I think once Infosys got listed, it created cult of investors but it created so much more. Infosys made tech people and Indians proud, Damani said.
When asked if Infosys was past its prime, Damani said it would be an unfair criticism against Infosys as it has given a compound annual growth rate (CAGR) of 36%.
Giving example of Philip Morris, one of the great stocks in America, over a 98-100 year period, the company has grown 2 million fold but the CAGR is only 16%. So clearly, Infosys can’t grow at 35% year on out but even if it grows at 15-16%, it would have delivered stunning value for shareholders as it has done for the last 25 years.
There are challenges that all great companies face, he said, adding that they have to reinvent themselves in the light of office automation, artificial intelligence, block chain technologies and Indian companies have been a bit slow to adopt all these technologies.

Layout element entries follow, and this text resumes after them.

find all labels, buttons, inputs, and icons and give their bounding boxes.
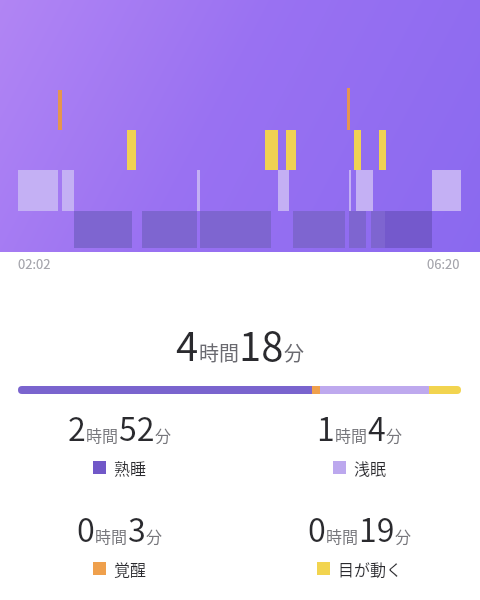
staticText: 時間 (335, 423, 368, 446)
staticText: 0 (308, 505, 326, 551)
staticText: 時間 (199, 338, 239, 367)
staticText: 熟睡 (114, 456, 147, 479)
staticText: 分 (155, 423, 172, 446)
staticText: 分 (146, 524, 163, 547)
button[interactable]: 0 (240, 505, 480, 580)
staticText: 分 (284, 338, 304, 367)
staticText: 浅眠 (354, 456, 387, 479)
staticText: 目が動く (338, 557, 403, 580)
staticText: 52 (119, 404, 155, 450)
staticText: 19 (359, 505, 395, 551)
staticText: 4 (368, 404, 386, 450)
staticText: 時間 (95, 524, 128, 547)
staticText: 分 (386, 423, 403, 446)
button[interactable] (18, 386, 461, 394)
staticText: 3 (128, 505, 146, 551)
staticText: 2 (68, 404, 86, 450)
staticText: 時間 (86, 423, 119, 446)
staticText: 覚醒 (114, 557, 147, 580)
staticText: 4 (176, 315, 199, 373)
button[interactable]: 0 (0, 505, 240, 580)
staticText: 1 (317, 404, 335, 450)
button[interactable]: 1 (240, 404, 480, 479)
button[interactable]: 2 (0, 404, 240, 479)
staticText: 18 (239, 315, 284, 373)
staticText: 06:20 (427, 254, 460, 273)
staticText: 0 (77, 505, 95, 551)
staticText: 分 (395, 524, 412, 547)
staticText: 02:02 (18, 254, 51, 273)
staticText: 時間 (326, 524, 359, 547)
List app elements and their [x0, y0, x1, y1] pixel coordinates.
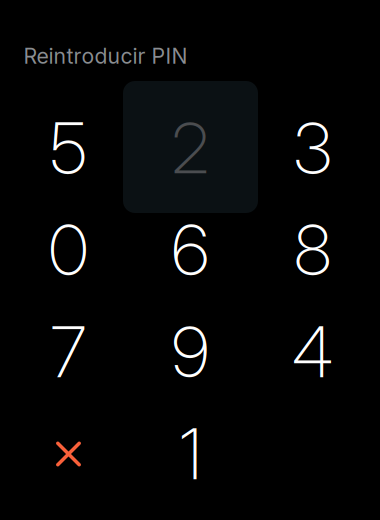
- staticText: 0: [48, 208, 88, 292]
- button[interactable]: 8: [252, 199, 374, 301]
- staticText: 6: [172, 208, 210, 292]
- button[interactable]: 1: [130, 403, 252, 505]
- staticText: 5: [50, 106, 87, 190]
- button[interactable]: 4: [252, 301, 374, 403]
- button[interactable]: 7: [8, 301, 130, 403]
- button[interactable]: 5: [8, 97, 130, 199]
- button[interactable]: 2: [130, 97, 252, 199]
- button[interactable]: Delete: [8, 403, 130, 505]
- button[interactable]: 3: [252, 97, 374, 199]
- button[interactable]: 9: [130, 301, 252, 403]
- staticText: 3: [294, 106, 332, 190]
- button[interactable]: 0: [8, 199, 130, 301]
- staticText: 1: [180, 412, 202, 496]
- staticText: 7: [50, 310, 86, 394]
- button[interactable]: 6: [130, 199, 252, 301]
- staticText: 4: [292, 310, 333, 394]
- staticText: Reintroducir PIN: [24, 43, 188, 69]
- staticText: 2: [172, 106, 210, 190]
- staticText: 8: [294, 208, 331, 292]
- staticText: 9: [172, 310, 210, 394]
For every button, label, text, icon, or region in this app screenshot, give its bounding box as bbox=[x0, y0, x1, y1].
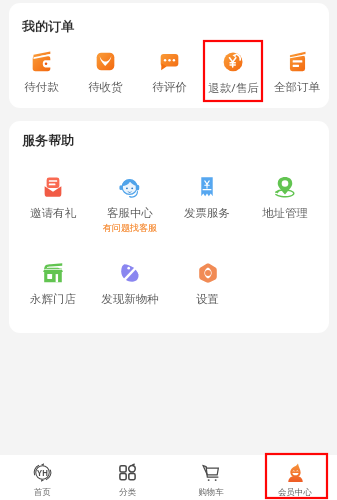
staticText: 邀请有礼 bbox=[30, 206, 76, 220]
staticText: 发票服务 bbox=[184, 206, 230, 220]
button[interactable]: 待付款 bbox=[24, 51, 59, 94]
staticText: 设置 bbox=[196, 292, 219, 306]
staticText: 永辉门店 bbox=[30, 292, 76, 306]
staticText: 会员中心 bbox=[278, 487, 312, 498]
staticText: 购物车 bbox=[198, 487, 224, 498]
button[interactable]: 邀请有礼 bbox=[30, 176, 76, 220]
staticText: 地址管理 bbox=[262, 206, 308, 220]
staticText: 全部订单 bbox=[274, 80, 320, 94]
button[interactable]: 全部订单 bbox=[274, 51, 320, 94]
staticText: 退款/售后 bbox=[208, 80, 259, 96]
staticText: YH bbox=[37, 467, 49, 478]
button[interactable]: 待评价 bbox=[152, 51, 187, 94]
button[interactable]: 客服中心 bbox=[103, 176, 157, 233]
button[interactable]: 退款/售后 bbox=[208, 51, 259, 96]
staticText: 发现新物种 bbox=[101, 292, 159, 306]
staticText: 待评价 bbox=[152, 80, 187, 94]
button[interactable]: 待收货 bbox=[88, 51, 123, 94]
staticText: 分类 bbox=[119, 487, 136, 498]
button[interactable]: YH bbox=[33, 463, 52, 498]
button[interactable]: 发票服务 bbox=[184, 176, 230, 220]
staticText: 首页 bbox=[34, 487, 51, 498]
staticText: 待收货 bbox=[88, 80, 123, 94]
button[interactable]: 永辉门店 bbox=[30, 262, 76, 306]
button[interactable]: 设置 bbox=[196, 262, 219, 306]
button[interactable]: 会员中心 bbox=[278, 463, 312, 498]
button[interactable]: 发现新物种 bbox=[101, 262, 159, 306]
staticText: 客服中心 bbox=[107, 206, 153, 220]
button[interactable]: 购物车 bbox=[198, 463, 224, 498]
staticText: 服务帮助 bbox=[22, 132, 74, 148]
staticText: 待付款 bbox=[24, 80, 59, 94]
button[interactable]: 地址管理 bbox=[262, 176, 308, 220]
staticText: 我的订单 bbox=[22, 18, 74, 34]
button[interactable]: 分类 bbox=[118, 463, 137, 498]
staticText: 有问题找客服 bbox=[103, 222, 157, 233]
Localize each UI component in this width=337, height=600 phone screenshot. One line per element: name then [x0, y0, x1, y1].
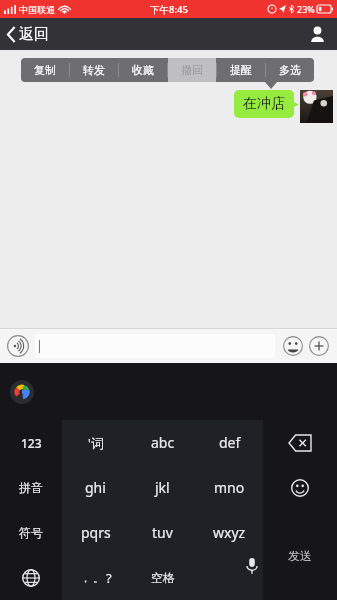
staticText: 收藏	[132, 63, 154, 77]
button[interactable]: ghi	[62, 465, 129, 510]
button[interactable]: 多选	[266, 58, 314, 82]
button[interactable]: 在冲店	[234, 90, 299, 118]
button[interactable]: abc	[129, 420, 196, 465]
staticText: 拼音	[19, 480, 43, 495]
button[interactable]: 提醒	[217, 58, 265, 82]
staticText: ?	[106, 569, 112, 587]
button[interactable]: Voice input	[6, 334, 30, 358]
staticText: abc	[151, 433, 175, 452]
button[interactable]: 123	[0, 420, 62, 465]
button[interactable]: 撤回	[168, 58, 216, 82]
other: Delete	[263, 420, 337, 465]
staticText: ghi	[85, 478, 106, 497]
other: Switch language	[0, 555, 62, 600]
button[interactable]: 复制	[21, 58, 69, 82]
button[interactable]: 拼音	[0, 465, 62, 510]
button[interactable]: 空格	[129, 555, 196, 600]
button[interactable]: wxyz	[196, 510, 263, 555]
other: Emoji keyboard	[263, 465, 337, 510]
button[interactable]: mno	[196, 465, 263, 510]
staticText: 123	[21, 435, 42, 451]
staticText: 发送	[288, 548, 312, 563]
button[interactable]: 收藏	[119, 58, 167, 82]
button[interactable]: tuv	[129, 510, 196, 555]
button[interactable]: Emoji keyboard	[263, 465, 337, 510]
staticText: 在冲店	[243, 95, 285, 113]
button[interactable]: ，	[62, 555, 129, 600]
staticText: 撤回	[181, 63, 203, 77]
staticText: 转发	[83, 63, 105, 77]
staticText: '	[88, 435, 91, 451]
button[interactable]: 发送	[263, 510, 337, 600]
staticText: 中国联通	[19, 4, 55, 15]
button[interactable]: def	[196, 420, 263, 465]
button[interactable]: Avatar	[300, 90, 333, 123]
button[interactable]: Emoji	[281, 334, 305, 358]
staticText: pqrs	[81, 523, 111, 542]
button[interactable]: Contact profile	[298, 21, 337, 47]
button[interactable]: More options	[307, 334, 331, 358]
staticText: 下午8:45	[150, 3, 188, 16]
other: Voice typing	[196, 555, 263, 600]
staticText: 复制	[34, 63, 56, 77]
staticText: 空格	[151, 570, 175, 585]
button[interactable]	[263, 510, 337, 555]
staticText: wxyz	[213, 523, 246, 542]
button[interactable]: pqrs	[62, 510, 129, 555]
staticText: 。	[93, 571, 104, 585]
staticText: def	[219, 433, 241, 452]
button[interactable]: Google	[10, 380, 34, 404]
staticText: 符号	[19, 525, 43, 540]
button[interactable]: Switch language	[0, 555, 62, 600]
staticText: ，	[80, 571, 91, 585]
button[interactable]: 转发	[70, 58, 118, 82]
button[interactable]: jkl	[129, 465, 196, 510]
staticText: jkl	[155, 478, 170, 497]
button[interactable]	[263, 555, 337, 600]
button[interactable]: 符号	[0, 510, 62, 555]
button[interactable]: Voice typing	[196, 555, 263, 600]
staticText: 返回	[19, 25, 49, 44]
staticText: 多选	[279, 63, 301, 77]
button[interactable]: 返回	[0, 21, 59, 48]
button[interactable]: Delete	[263, 420, 337, 465]
staticText: mno	[214, 478, 245, 497]
staticText: 提醒	[230, 63, 252, 77]
staticText: 词	[91, 435, 104, 451]
staticText: 23%	[297, 3, 315, 15]
button[interactable]	[35, 334, 275, 358]
staticText: tuv	[152, 523, 173, 542]
button[interactable]: '	[62, 420, 129, 465]
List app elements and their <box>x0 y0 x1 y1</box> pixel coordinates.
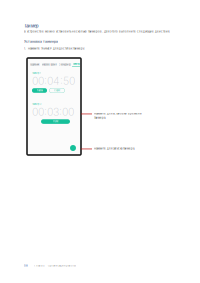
staticText: Секундомер <box>58 63 70 66</box>
staticText: Мировое время <box>42 63 56 66</box>
staticText: Таймер 1 <box>32 72 41 74</box>
staticText: В устройстве можно установить несколько … <box>24 30 170 33</box>
button[interactable]: Пуск <box>41 119 70 124</box>
staticText: Установка таймера <box>24 40 58 44</box>
button[interactable]: Таймер <box>72 62 80 67</box>
button[interactable]: Сброс <box>50 88 64 93</box>
staticText: Глава 5 Организация работы <box>34 264 76 267</box>
staticText: Пуск <box>53 120 58 123</box>
staticText: 1. Нажмите ТАЙМЕР для доступа к таймеру. <box>24 47 85 50</box>
staticText: Таймер 2 <box>32 103 41 106</box>
button[interactable]: Добавить таймер <box>70 145 76 151</box>
staticText: Пауза <box>36 89 42 92</box>
staticText: Таймер <box>24 24 39 28</box>
button[interactable]: Пауза <box>32 88 47 93</box>
staticText: таймера. <box>94 116 106 119</box>
staticText: Нажмите для запуска таймера. <box>94 147 135 150</box>
staticText: Таймер <box>72 62 80 65</box>
staticText: Нажмите для установки времени <box>94 112 142 115</box>
button[interactable]: Мировое время <box>40 63 58 66</box>
staticText: 58 <box>24 264 28 267</box>
staticText: 00:04:50 <box>32 74 75 87</box>
staticText: 00:03:00 <box>32 106 74 118</box>
staticText: Будильник <box>30 63 39 66</box>
button[interactable]: Будильник <box>29 63 40 66</box>
staticText: Сброс <box>54 89 60 92</box>
button[interactable]: Секундомер <box>58 63 72 66</box>
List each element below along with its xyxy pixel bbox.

Damani was happy with the return of co-founder Nandan Nilekani to the company as he lives, breathes Infosys.
When asked which company would be the next big innovator, he said there is no doubt that Indian companies have taken a backseat compared to China with regards to new technologies like facial recognition, automation, transportation, drone technology etc, in spite our country having a 25 years of lead in the services market.
However, Damani expect that a company like Alibaba will emerge, who captures the imagination of hi-tech intellectual property oriented market.
The Indian information technology companies like TCS, Wipro, Infosys have created lot of wealth, employment and have brought honour to India. They have put India Inc on the map with every Fortune 500 company now having a head office in Bengaluru, said Damani.
However, it’s time that Indian software firms should reinvent themselves, but let us not detract from the enormous honour they have brought to the capital market and to our country by the yeoman contribution over the last 25 years.
Talking on the market, he said, bull markets don’t die when great companies are making new highs. There could have been a regression to the mean or weeding out process in the midcap space, which is not bad.
In spite of oil being at high level and globally people moving back to developed markets from emerging markets, India continues to occupy a special place because it’s one economy that can produce 6-7% growth rate, he said.
“I see no reason to be pessimistic over the next two years about Indian equity markets, notwithstanding we are facing general elections. Elections come and go,” he added.
The pessimists are giving short-shift to the resilience that Indian market has shown and investors will come back and reinvest in Indian market because they have understood the value of investing in sound business, said Damani.